EDITO. Censure partielle de la loi Duplomb : le gouvernement en difficulté

Le Conseil constitutionnel a censuré jeudi la disposition la plus contestée de la loi Duplomb, qui prévoyait la réintroduction sous conditions d'un pesticide interdit de la famille des néonicotinoïdes, jugée par les Sages contraire à la Charte de l'environnement.
/2023/07/07/64a7df4c5fe71_placeholder-36b69ec8.png)
C’est un camouflet pour le gouvernement qui, certes, n’était pas à l’origine de cette loi, mais la soutenait. Pour l'exécutif, cette censure partielle est non seulement une sanction à caractère juridique, le Conseil constitutionnel reconnaît que, sur la réintroduction du pesticide controversé, la loi Duplomb contrevenait à notre Constitution, mais c’est aussi, et surtout, une claque à caractère politique.
Parce que, ce faisant, les Sages de la rue Montpensier admettent en effet, sans le dire, qu’à l’avenir, il ne sera plus possible en France qu’un texte législatif représente un retour en arrière en matière de protection de l’environnement. Et cette censure partielle est essentielle car elle marque peut-être même le début de l’interdiction totale, dans les années à venir, de tous les produits phytosanitaires reconnus toxiques pour la biodiversité et pour la santé humaine.
La meilleure preuve c’est que dès jeudi soir, Emmanuel Macron a fait savoir qu’il allait promulguer la loi "dans les meilleurs délais", c’est-à-dire dans les 15 jours qui lui sont impartis. Or, s’il tenait tant que ça à autoriser la réintroduction de l’acétamipride, le gouvernement aurait pu prendre le relais de la proposition de loi du sénateur Duplomb et déposer lui-même cette fois un projet de loi, allant dans le même sens. Il ne le fait pas parce que ce texte a créé un grand malaise au sein même du camp présidentiel et que l'exécutif veut tourner la page le plus rapidement possible.

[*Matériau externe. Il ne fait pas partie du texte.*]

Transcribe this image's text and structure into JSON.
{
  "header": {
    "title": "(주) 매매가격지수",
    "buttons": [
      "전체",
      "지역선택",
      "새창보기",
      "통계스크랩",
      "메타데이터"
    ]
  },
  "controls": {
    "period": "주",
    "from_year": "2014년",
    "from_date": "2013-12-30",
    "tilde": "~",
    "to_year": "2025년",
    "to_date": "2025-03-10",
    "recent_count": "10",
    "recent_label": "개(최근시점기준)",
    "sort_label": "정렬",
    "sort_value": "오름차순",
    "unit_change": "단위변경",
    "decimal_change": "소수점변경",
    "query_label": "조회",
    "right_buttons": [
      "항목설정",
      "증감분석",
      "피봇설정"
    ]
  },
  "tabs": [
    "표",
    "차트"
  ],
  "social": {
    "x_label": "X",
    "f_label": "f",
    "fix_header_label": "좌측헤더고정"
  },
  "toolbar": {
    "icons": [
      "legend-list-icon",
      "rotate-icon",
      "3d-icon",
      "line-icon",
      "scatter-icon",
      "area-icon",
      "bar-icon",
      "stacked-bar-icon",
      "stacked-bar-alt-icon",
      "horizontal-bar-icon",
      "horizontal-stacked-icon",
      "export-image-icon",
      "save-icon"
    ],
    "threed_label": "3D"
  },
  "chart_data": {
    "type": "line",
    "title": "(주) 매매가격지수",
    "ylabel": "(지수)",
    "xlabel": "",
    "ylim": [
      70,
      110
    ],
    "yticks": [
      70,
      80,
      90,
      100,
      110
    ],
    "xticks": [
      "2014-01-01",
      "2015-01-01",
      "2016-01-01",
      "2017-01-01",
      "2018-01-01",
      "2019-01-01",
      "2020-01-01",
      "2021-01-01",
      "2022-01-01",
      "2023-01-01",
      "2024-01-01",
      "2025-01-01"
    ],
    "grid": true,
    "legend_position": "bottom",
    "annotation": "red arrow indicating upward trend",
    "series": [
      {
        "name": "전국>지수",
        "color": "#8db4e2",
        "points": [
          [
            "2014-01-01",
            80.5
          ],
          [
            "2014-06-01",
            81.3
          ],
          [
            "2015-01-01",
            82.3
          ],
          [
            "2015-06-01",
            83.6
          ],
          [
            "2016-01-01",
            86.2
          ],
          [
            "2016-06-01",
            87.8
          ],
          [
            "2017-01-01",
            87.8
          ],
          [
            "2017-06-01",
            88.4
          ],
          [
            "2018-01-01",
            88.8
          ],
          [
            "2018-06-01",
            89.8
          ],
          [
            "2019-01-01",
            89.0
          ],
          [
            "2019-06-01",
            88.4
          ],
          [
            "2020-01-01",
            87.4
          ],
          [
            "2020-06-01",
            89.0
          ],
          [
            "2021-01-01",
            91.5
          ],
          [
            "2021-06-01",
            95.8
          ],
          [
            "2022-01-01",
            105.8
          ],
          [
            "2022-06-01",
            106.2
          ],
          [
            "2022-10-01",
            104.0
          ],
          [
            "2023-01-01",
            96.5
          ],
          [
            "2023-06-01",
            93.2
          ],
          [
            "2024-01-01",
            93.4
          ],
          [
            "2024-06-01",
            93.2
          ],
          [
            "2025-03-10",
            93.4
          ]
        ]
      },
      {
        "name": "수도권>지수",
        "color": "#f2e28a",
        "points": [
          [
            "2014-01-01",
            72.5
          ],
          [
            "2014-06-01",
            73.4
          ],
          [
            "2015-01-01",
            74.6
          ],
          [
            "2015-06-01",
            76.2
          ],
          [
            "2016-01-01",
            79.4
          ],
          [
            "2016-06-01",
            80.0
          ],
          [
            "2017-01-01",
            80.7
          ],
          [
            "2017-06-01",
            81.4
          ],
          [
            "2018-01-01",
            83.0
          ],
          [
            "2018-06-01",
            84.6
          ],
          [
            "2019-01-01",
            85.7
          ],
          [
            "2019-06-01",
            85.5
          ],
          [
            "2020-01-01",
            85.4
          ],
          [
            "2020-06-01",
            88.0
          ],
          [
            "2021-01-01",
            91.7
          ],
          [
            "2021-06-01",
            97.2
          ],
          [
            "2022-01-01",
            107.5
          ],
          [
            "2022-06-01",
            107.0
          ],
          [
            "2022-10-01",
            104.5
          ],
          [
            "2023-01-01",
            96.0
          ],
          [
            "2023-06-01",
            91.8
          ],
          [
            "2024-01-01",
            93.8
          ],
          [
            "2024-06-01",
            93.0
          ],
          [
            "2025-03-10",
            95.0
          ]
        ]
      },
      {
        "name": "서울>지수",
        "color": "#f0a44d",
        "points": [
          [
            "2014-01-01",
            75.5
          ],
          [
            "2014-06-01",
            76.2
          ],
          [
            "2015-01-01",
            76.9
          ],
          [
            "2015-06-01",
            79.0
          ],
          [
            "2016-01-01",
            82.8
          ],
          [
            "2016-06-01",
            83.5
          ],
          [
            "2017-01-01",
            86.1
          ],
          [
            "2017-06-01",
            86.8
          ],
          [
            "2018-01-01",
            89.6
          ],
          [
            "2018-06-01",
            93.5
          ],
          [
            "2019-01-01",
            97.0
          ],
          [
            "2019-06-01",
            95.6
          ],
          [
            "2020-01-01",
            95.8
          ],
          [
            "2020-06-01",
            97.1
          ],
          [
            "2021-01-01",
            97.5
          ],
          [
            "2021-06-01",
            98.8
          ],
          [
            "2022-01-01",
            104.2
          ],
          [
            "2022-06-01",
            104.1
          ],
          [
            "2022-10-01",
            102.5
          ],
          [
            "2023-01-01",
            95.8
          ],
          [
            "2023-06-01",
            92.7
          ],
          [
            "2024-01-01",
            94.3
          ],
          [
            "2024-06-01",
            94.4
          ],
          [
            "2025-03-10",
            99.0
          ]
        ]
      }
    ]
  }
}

Cette censure est également un nouvel exemple de l’instrumentalisation du Conseil Constitutionnel par le gouvernement : dans certains cas, comme par exemple la réforme des retraites ou la loi sur l’immigration, l’exécutif inclut ce qu'on appelle des "cavaliers législatifs", c’est-à-dire des mesures sans lien avec le texte, pour qu’ils soient censurés par le Conseil Constitutionnel et pour pouvoir dire ensuite : "On a essayé mais ce n’est pas passé, ce n’est pas de notre faute".
Au-delà de la censure partielle de cette loi, c’est le contexte dans lequel elle a eu lieu qui est important, avec cette pétition contre elle, signée par 2,1 millions citoyens, ce qui est une mobilisation absolument massive. En 2018 déjà, dans "l'affaire du siècle", une pétition citoyenne avait été signée par 2,3 millions personnes. Il s’agissait alors de soutenir des ONG qui attaquaient l'État en justice pour "inaction climatique".
Ces deux exemples montrent qu’une grande partie des Français est extrêmement sensible à la protection de l’environnement, et que dans ce domaine ils continueront à être vigilants. C’est un message envoyé au parlement et au gouvernement.